Has your estate been sequestrated because of your unpaid debts and you need information on how to rehabilitate? Or do you need information on what sequestration is all about and how an insolvent can rehabilitate? For these questions and other issues that relate to sequestration and insolvency, this article provides answers to them. Specifically, you will get to know what is sequestration, the processes involved, and how one can come out of it.
What is sequestration in South Africa? Sequestration South Africa takes place after an order has been issued by the Court which declares an individual bankrupt/ insolvent. Insolvent meaning? Based on the South African law, insolvency is denying a person certain rights based on Court orders because of his or her inability to pay debts incurred. This denial means the legal capacity of that individual has been diminished
Looking at sequestration meaning from another way, it takes place at the point when the debt that an individual has incurred becomes too big to settle or impossible to manage, and the liabilities have exceeded the assets that such a person has. The implication of this is that, when someone becomes expropriated, the Court will appoint a trustee who would be in control of the insolvent's estate.
Sequestration process in South Africa
To sequestrate a person's estate, there is the need to carry out a test for insolvency. In carrying out this test, the debtor's liabilities would be considered with respect to the value of his or her assets. After a fair estimation has been carried out and it becomes glaring that paying back the debts is impossible, then, the individual becomes insolvent.
However, it should be noted that even though an individual satisfies the test for insolvency, if there is no order from the Court expropriating the person, such an individual cannot be treated as insolvent for legal purposes. Before the order can be granted, there are two conditions under which sequestration can be executed - voluntary sequestration and compulsory expropriation. In voluntary sequestration, the debtor willingly applies to the Court while in compulsory sequestration, the creditors apply to the Court to confiscate a debtor's estate.
What happens when a person is sequestrated?
The moment an individual's estate becomes sequestrated, there would be limitations as touching what the insolvent can do and what he or she will not be able to, at least, as long as the expropriation is effective. For instance, there is a limit to the kinds of contracts that the bankrupt can still enter into. Specifically, the insolvent will not be able to enter into any contract that involves sales of property that is part of the insolvent estate as well as the sales of moveable assets. Any transactions that involve the bankrupt would be in the interest of the creditors.

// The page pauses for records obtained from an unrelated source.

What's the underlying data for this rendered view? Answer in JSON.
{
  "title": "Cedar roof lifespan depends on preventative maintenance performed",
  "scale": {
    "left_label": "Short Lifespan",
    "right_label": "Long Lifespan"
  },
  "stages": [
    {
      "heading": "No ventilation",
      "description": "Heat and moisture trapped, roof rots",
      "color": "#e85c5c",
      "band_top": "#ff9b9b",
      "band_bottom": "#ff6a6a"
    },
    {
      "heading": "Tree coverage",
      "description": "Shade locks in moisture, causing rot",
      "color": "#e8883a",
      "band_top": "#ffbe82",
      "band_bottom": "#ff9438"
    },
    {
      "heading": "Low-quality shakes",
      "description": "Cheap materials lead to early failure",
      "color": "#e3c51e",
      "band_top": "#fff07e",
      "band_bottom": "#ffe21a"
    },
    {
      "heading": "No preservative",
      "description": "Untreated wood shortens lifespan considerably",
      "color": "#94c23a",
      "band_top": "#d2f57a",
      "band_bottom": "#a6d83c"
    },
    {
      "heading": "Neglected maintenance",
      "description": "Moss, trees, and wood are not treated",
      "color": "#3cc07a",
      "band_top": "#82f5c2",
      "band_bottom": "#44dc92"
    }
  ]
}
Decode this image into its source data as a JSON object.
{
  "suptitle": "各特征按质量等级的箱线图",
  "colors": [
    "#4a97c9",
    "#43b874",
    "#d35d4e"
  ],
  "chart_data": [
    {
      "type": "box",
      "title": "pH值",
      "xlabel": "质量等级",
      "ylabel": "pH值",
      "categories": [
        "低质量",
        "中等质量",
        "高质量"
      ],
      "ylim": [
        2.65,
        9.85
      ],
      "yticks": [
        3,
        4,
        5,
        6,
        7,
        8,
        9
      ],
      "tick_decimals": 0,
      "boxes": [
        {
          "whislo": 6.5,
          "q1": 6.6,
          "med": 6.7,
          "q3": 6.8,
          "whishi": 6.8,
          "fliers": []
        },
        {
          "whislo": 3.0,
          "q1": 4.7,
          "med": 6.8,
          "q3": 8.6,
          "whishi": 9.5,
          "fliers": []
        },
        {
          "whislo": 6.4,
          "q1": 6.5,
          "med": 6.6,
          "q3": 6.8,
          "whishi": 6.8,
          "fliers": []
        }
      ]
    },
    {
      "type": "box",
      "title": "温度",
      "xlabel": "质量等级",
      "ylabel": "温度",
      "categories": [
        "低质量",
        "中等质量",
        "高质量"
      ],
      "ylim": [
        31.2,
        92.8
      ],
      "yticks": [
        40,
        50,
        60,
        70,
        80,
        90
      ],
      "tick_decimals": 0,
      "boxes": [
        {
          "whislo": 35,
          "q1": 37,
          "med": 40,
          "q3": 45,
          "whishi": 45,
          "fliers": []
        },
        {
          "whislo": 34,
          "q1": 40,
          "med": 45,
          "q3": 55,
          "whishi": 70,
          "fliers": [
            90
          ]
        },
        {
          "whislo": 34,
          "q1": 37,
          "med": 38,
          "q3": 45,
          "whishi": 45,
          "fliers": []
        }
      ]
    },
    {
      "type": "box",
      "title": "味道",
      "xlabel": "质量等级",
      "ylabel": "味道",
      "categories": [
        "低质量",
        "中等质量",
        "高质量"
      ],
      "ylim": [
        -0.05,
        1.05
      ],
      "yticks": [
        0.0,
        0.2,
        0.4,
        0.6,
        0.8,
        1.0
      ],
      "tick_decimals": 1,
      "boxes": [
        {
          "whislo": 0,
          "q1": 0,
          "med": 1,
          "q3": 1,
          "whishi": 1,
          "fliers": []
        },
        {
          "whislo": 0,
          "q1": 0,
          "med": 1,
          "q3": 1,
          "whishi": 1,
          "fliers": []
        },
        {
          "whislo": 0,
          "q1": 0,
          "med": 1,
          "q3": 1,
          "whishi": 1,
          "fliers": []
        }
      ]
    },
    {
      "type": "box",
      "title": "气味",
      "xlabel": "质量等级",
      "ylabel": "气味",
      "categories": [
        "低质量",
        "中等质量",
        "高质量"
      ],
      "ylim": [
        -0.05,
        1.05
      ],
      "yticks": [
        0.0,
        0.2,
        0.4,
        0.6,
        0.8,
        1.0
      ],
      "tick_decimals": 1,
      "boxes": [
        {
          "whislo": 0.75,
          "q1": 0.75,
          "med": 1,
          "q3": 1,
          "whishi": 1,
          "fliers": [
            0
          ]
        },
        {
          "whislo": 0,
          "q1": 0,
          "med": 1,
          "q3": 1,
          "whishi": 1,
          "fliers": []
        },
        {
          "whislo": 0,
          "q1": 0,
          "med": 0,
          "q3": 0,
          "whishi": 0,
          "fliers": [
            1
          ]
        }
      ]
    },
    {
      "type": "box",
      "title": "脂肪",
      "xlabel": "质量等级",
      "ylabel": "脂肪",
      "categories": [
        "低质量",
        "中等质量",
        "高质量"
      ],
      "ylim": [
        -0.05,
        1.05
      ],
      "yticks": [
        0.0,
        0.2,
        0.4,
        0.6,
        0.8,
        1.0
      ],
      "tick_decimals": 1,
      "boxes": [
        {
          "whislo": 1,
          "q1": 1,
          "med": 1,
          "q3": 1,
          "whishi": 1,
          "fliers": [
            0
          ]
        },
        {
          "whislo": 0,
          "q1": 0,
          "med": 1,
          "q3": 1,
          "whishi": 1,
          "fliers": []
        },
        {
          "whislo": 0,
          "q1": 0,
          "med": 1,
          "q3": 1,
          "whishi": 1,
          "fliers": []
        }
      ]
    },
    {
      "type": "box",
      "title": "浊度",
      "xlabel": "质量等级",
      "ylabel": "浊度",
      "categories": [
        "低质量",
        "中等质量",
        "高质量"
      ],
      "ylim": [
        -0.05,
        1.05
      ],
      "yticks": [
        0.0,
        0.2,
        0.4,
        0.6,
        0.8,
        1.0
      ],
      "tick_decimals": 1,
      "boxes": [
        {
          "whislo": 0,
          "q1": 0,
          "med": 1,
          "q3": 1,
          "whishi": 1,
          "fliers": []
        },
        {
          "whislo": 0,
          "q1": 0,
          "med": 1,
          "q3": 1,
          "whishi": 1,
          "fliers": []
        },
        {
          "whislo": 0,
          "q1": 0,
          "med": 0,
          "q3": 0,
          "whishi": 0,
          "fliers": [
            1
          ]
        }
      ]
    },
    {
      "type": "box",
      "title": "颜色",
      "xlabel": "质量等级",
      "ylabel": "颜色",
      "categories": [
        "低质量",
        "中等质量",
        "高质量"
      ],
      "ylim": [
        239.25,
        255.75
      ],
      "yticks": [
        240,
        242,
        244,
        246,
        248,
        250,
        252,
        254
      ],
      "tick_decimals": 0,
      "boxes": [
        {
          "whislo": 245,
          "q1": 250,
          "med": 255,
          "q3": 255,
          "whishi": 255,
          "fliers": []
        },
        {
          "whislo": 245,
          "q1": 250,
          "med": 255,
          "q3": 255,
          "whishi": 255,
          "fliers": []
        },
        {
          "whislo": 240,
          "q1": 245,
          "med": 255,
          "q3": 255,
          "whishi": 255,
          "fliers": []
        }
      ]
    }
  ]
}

However, the bankrupt can still enter into any agreement that involves employment opportunities or which has to do with business. In fact, the person can still earn an income and pursue any profession for this purpose, only that he or she cannot be a trader in terms of general dealership or manufacturing, nor can he or she have an interest in a business like that. The only privilege the person has is if the curator grants permission.
How do you rehabilitate after sequestration?

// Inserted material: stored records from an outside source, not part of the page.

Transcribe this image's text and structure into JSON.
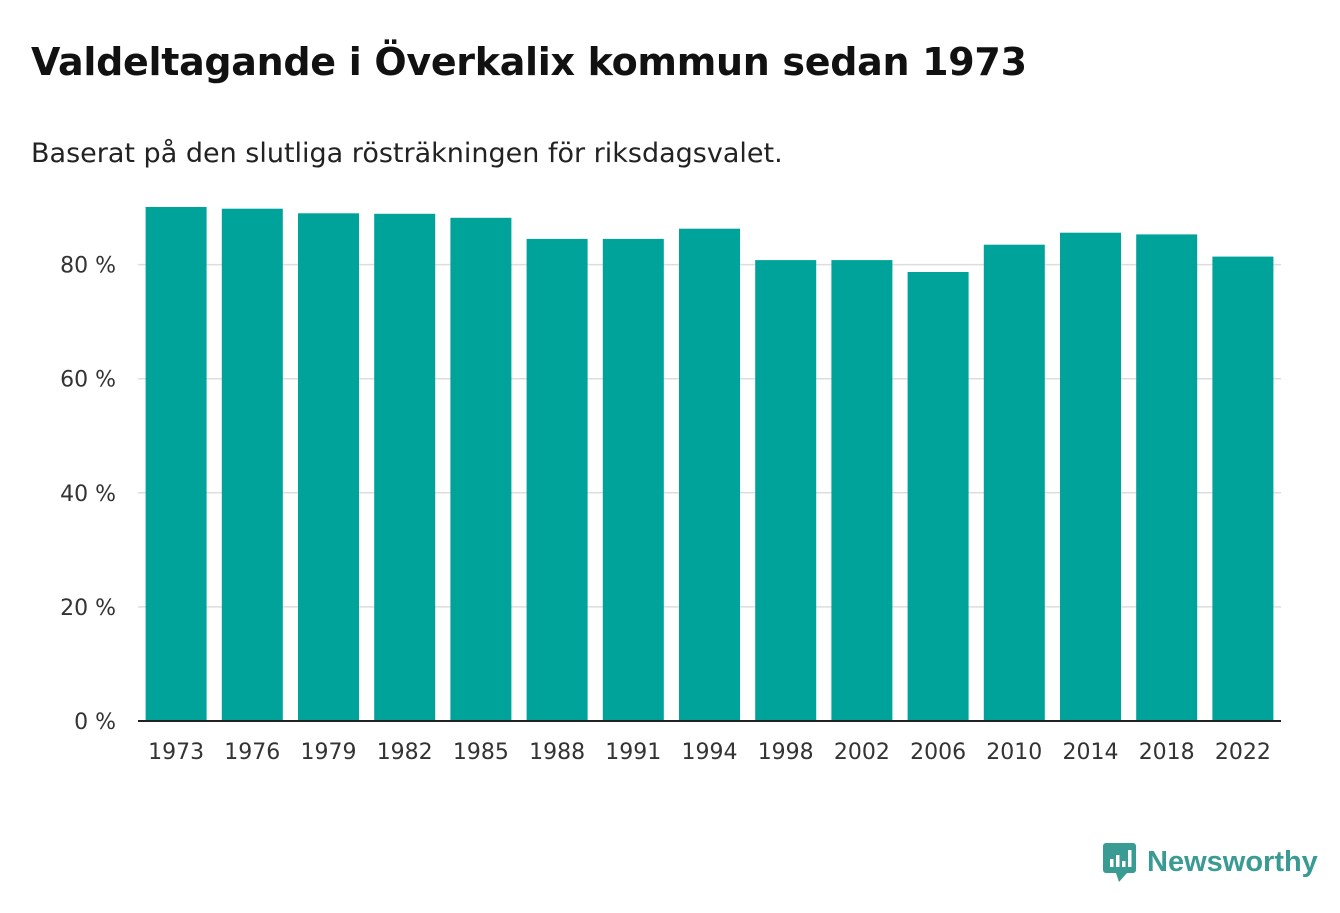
{
  "header": {
    "title": "Valdeltagande i Överkalix kommun sedan 1973",
    "subtitle": "Baserat på den slutliga rösträkningen för riksdagsvalet."
  },
  "brand": {
    "name": "Newsworthy",
    "icon": "chart-bubble-icon",
    "color": "#3a9a94"
  },
  "colors": {
    "bar": "#00a39a",
    "grid": "#dddddd",
    "axis": "#222222"
  },
  "chart_data": {
    "type": "bar",
    "title": "Valdeltagande i Överkalix kommun sedan 1973",
    "subtitle": "Baserat på den slutliga rösträkningen för riksdagsvalet.",
    "xlabel": "",
    "ylabel": "",
    "categories": [
      "1973",
      "1976",
      "1979",
      "1982",
      "1985",
      "1988",
      "1991",
      "1994",
      "1998",
      "2002",
      "2006",
      "2010",
      "2014",
      "2018",
      "2022"
    ],
    "values": [
      90.1,
      89.8,
      89.0,
      88.9,
      88.2,
      84.5,
      84.5,
      86.3,
      80.8,
      80.8,
      78.7,
      83.5,
      85.6,
      85.3,
      81.4
    ],
    "yticks": [
      0,
      20,
      40,
      60,
      80
    ],
    "ytick_labels": [
      "0 %",
      "20 %",
      "40 %",
      "60 %",
      "80 %"
    ],
    "ylim": [
      0,
      90.1
    ],
    "grid": true,
    "legend": "none"
  }
}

The moment an individual becomes insolvent, it is only by a rehabilitation order that it can be terminated. Rehabilitation order, in this context, has to do with ending the expropriation of the debtor's estate and granting such debt relief while relieving him or her of every disability as a result of the expropriation. The main benefit of rehabilitation is that it enables you to live your normal life after sequestration.
How long does sequestration last in South Africa? Usually, a person can remain under expropriation until ten years have elapsed. The only alternative is if the person applies to the Court for a rehabilitation order, which usually can only be possible after four years.
However, the rehabilitation before the stipulated period can only be acknowledged by the Court when the claims have been fully paid or where the creditor(s) has accepted an offer of composition. This has to be based on three quarters of the creditors in value and number and also, payment must have been made or security given.
Moreover, rehabilitation can be considered if there are no proven claims against the estate of the insolvent and on the condition that it is the first time that the insolvent would be expropriated. But if the individual had been convicted for certain offences before or expropriated in the past, these are part of the factors that the Court considers when determining how long before a rehabilitation would be considered .
How to apply for rehabilitation after sequestration
When applying for rehabilitation, it can only be done through the High Court whose jurisdiction covers where the insolvent resides. Also, before this application can be filed in the Court, the bankrupt is expected to give notice of his intention first through advertisement in the Government Gazette, and another notice to the Master of the High Court.
Once the matter is set down for a provisional rehabilitation, a provisional order would be granted on the same day and about one-month postponement would be given to the case. On the date that is given to the insolvent to return, the Court would make the order final if there is no objection to the application and the insolvent becomes rehabilitated from that moment. Once the rehabilitation order is given, it means the bankrupt does not have to pay any debts he or she had incurred until the date that the expropriation began.
Having looked into what sequestration is all about, it is essential to note that falling a victim is never a pleasant experience, but then, it is an option legally approved in the country to help insolvents settle their debts. If you are expropriated, you can apply for rehabilitation after four years or once you have settled every claim put up against you. Then, the process of applying can be done through an attorney.